36. A M. DE SUHM.
Remusberg, 16 novembre 1736.
Mon cher Diaphane,
Depuis les mesures que vous avez prises dernièrement à l'égard de notre correspondance, tout va le mieux du monde; je reçois vos lettres assez régulièrement, mais un peu vieilles, et je me pique de répondre le plus tôt qu'il m'est possible. Celle que l'on m'a rendue aujourd'hui est du 29 d'octobre. J'attribue la raison de l'avoir reçue si tard aux détours qu'elle a été obligée de faire avant que de parvenir jusqu'à moi. A moins que je n'aie quelque lettre indispensable à écrire en cour, ou à des personnes délicates, à des ministres qui prennent d'abord ombrage, et condamnent les moindres retardements, votre correspondance est toujours la première.
Je m'intéresse trop vivement à tout ce qui vous regarde pour n'être pas touché sensiblement du peu de succès qu'a eu votre séjour à Dresde. Il m'aurait été bien doux de vous voir chez moi : ce voyage ne vous aurait pas non plus, à la vérité, mené à quelque chose de réel, mais vous n'auriez pas au moins couru risque de vous tromper en croyant venir chez un ami. Vous m'auriez trouvé ravi de vous voir, et prêt à vous procurer tous les agréments que j'aurais pu. Ma maison n'est pas, à la vérité, un endroit où l'on puisse se divertir avec bruit; mais le repos, la tranquillité et l'étude de la vérité ne sont-ils pas de beaucoup préférables aux bruyants et frivoles plaisirs de ce monde? Je n'ai jamais passé de jours aussi heureux que ceux que j'ai été ici. Il ne manque à mon contentement que le plaisir de vous y voir. Si cela ne se peut, vous ne trouverez pas mauvais que je vous appointe à Berlin, où je serai sûrement au commencement de décembre. Et puisque notre sort ne nous permet pas de nous voir plus d'une fois tous les ans, ne me privez pas cette année de cette satisfaction, puisque, si je commence la nouvelle avec vous, ce me sera le plus heureux augure que je puisse désirer.
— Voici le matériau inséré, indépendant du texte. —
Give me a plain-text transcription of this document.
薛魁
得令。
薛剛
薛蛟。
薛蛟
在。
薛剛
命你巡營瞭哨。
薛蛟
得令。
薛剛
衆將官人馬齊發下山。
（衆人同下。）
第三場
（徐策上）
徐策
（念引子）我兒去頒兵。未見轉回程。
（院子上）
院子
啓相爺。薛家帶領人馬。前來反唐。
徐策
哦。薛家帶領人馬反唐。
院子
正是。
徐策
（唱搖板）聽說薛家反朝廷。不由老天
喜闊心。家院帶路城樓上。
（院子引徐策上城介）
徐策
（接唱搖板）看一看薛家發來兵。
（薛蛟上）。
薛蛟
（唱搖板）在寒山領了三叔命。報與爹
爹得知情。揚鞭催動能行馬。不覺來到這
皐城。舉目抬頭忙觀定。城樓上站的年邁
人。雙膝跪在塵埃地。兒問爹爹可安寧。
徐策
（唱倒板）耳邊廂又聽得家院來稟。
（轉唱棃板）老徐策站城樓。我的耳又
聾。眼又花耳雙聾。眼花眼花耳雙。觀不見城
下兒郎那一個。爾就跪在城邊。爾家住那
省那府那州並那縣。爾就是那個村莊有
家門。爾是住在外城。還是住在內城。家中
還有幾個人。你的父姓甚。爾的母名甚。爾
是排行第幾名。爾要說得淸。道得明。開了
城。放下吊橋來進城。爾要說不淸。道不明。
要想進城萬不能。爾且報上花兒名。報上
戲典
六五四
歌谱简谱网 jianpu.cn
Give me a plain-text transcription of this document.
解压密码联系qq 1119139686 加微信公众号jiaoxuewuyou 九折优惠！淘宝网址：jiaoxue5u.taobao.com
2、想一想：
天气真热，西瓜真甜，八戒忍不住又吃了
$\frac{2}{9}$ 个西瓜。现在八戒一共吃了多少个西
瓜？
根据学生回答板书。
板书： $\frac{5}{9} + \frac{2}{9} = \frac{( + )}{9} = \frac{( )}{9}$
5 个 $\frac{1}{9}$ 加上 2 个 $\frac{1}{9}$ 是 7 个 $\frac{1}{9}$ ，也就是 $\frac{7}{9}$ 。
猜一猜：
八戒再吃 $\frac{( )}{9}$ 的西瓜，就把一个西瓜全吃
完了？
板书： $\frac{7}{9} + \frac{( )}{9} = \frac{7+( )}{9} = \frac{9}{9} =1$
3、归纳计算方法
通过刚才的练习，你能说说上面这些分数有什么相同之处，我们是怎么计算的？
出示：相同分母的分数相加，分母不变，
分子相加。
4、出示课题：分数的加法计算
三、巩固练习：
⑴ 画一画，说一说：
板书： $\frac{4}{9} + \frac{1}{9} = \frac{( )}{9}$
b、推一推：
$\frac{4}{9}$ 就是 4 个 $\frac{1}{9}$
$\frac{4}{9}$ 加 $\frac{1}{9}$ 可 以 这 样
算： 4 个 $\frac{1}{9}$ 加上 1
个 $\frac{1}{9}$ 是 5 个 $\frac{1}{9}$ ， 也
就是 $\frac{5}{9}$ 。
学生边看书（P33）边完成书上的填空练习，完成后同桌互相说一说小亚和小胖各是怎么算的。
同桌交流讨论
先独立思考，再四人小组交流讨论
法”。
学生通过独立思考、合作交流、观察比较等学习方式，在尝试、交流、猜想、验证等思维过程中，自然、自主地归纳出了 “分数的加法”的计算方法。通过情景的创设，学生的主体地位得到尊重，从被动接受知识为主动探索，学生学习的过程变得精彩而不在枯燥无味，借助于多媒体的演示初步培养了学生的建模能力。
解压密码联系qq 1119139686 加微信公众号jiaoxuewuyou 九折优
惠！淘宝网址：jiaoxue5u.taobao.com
Il me semble que je vous revois au coin de mon feu, que je vous entends m'entretenir agréablement sur des sujets que nous <298>ne comprenons pas trop tous deux, et qui cependant prennent un air de vraisemblance dans votre bouche. Wolff dit sans contredit de belles et bonnes choses, mais on peut pourtant le combattre, et dès que nous remontons aux premiers principes, il ne nous reste qu'à avouer notre ignorance. Nous vivons trop peu pour devenir fort habiles; de plus, nous n'avons pas assez de capacité pour approfondir les matières, et d'ailleurs il y a des objets qu'il semble que le Créateur ait reculés, afin que nous ne puissions les connaître que faiblement.327-a Je commencerai bientôt à attiser le feu qui vous échauffera. Je vous prie, mon cher Diaphane, que mes soins ne soient pas perdus. Je vous promets beaucoup d'amitié de ma part; c'est la seule monnaie avec laquelle je suis en état de vous payer; elle est de peu de prix pour ceux qui n'ont point de sentiments. Je vous rends assez justice, mon cher, pour ne pas même vous soupçonner d'une pareille insensibilité. Je me flatte que mon amitié vous est chère. C'est encore de la fumée, il est vrai, mais qui peut se consolider; c'est une bonne intention qui se réalisera un jour, et dont je ne désespère pas de vous faire sentir les influences. C'est à la vérité vous prêcher la patience, mais c'est en même temps vous faire l'éloge de l'estime et de la constante amitié avec laquelle je suis,
Mon très-cher Diaphane,
Votre très-fidèlement affectionné ami,
Frederic.
327-a Voyez la lettre de Voltaire à Frédéric, du 26 août 1736.